I have spent some time stretching and priming a number of canvases. I am making some paintings using, so far, primary colours. I have in mind surfaces divided centrally. Beyond that I do not know. I painted some of them in Red, Yellow, Blue, and one secondary – Green. Plain flat colours. The sheer pleasure of it took me by surprise. An intense hue made from Cadmium and Lemon Yellow almost makes my teeth tingle. (Maybe something as corny as a connection with lemon juice?) But not just the ‘teeth’. I found the experience of yellow so pleasant. (sun?) So with Cadmium Red, and French Ultramarine tinted with Titanium white, the sheer coulour-fullness of the surfaces is immensely satisfying. With the complementary coloured line that will divide each surface, I am searching for an intense (for me) visual event. There seems to be something in this idea of a vertical division. I am concerned that a single line is somehow falls short of what the painting might aspire to. The dividing line centrally placed on a canvas seems to point at difference, whilst symmetry contradicts it. Ambivalence appeals to me.
These colours take an age to dry.
Whilst I wait, I have been drawing. In conversation at a recent exhibition, questions were raised about the drawing in a particular work. Were what appeared to be perspectival distortions deliberately designed to enhance a sense of unreality? Were they mistakes? They could be read within the work as intention, or as outside the intention as it was ‘felt’ in the work. In the event that they were intentional, were they adequate? In so far as the intention could be read in what was seen, to what extent did the image realise its potential? Could the work as a whole succeed in spite of what might be unresolved questions? Those of us talking about the work approached it from a variety of ‘perspectives’. Like much of this kind of conversation, as much might have been revealed about the participants as the object under scrutiny. The question arises as to how such disparity of judgement occurs in the first place, and following from that, what is the genesis of one’s own judgement. Maybe it is something to do with the apparent limits of description and the always tentative framing of questions. Whatever is asked or said becomes subject to the same kind of speculation as the work discussed.
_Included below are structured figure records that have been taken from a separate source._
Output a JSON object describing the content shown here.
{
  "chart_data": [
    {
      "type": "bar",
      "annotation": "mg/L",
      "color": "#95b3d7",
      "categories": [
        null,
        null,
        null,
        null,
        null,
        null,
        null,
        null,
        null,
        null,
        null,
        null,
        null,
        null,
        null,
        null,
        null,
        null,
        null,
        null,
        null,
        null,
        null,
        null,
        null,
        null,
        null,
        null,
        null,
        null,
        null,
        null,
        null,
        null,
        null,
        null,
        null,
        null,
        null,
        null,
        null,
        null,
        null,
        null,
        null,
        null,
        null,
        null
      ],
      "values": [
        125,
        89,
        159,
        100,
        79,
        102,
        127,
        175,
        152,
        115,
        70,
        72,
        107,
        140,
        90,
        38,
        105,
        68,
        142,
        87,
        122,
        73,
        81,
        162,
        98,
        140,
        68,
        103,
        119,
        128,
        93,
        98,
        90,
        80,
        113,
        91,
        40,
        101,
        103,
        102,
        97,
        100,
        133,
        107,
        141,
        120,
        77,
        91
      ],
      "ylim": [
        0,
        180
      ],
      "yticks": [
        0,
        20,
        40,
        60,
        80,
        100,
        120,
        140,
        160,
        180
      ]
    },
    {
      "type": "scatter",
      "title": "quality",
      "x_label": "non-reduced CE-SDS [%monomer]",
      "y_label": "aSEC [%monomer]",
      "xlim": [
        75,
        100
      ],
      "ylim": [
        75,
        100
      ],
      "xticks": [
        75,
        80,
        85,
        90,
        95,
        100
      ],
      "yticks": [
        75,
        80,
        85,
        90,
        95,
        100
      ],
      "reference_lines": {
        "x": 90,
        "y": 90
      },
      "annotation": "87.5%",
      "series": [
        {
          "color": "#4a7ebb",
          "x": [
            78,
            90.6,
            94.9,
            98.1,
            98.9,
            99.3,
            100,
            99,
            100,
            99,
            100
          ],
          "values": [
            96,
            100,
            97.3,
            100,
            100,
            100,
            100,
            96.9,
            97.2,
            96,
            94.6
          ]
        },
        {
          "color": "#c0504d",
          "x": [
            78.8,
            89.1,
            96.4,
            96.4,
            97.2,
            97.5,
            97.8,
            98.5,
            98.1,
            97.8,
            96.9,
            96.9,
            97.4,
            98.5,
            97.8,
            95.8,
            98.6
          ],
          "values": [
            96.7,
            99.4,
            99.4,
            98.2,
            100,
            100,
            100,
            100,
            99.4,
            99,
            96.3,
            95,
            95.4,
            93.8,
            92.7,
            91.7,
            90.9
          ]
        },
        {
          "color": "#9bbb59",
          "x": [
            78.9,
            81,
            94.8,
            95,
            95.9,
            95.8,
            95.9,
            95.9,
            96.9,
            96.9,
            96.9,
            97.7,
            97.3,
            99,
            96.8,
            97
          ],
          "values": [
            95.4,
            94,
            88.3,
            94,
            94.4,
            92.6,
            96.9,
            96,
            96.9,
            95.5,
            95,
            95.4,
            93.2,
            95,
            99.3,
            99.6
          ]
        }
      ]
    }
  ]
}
I have been making these drawings with that conversation in mind. I find when I am drawing, control oscillates between me and the drawing, (which might just be a smart way to avoid saying that sometimes I can achieve my intentions, and sometimes I cannot). When the drawing is dominant, (when I am struggling) I have to claw my way back into it. I recognise that I am getting back into it when anxiety recedes. I suppose for me an important element of what I do resides in not failing. But it depends upon a process of resolution of failure rather than a processs of successful solution. My conversations about art are often like that, in that my dominant feelings are bound up with anxiety rather than pleasure. These drawings contain factual errors, technical errors, and deliberate deviation from the factual. The physical movements involved in making a line or tone have in themselves visual potential – responding to marks- having a kind of conversation with(in) the process. I suppose that some drawing comes to completion when its conflicting elements hold themselves in a state of precarious tension.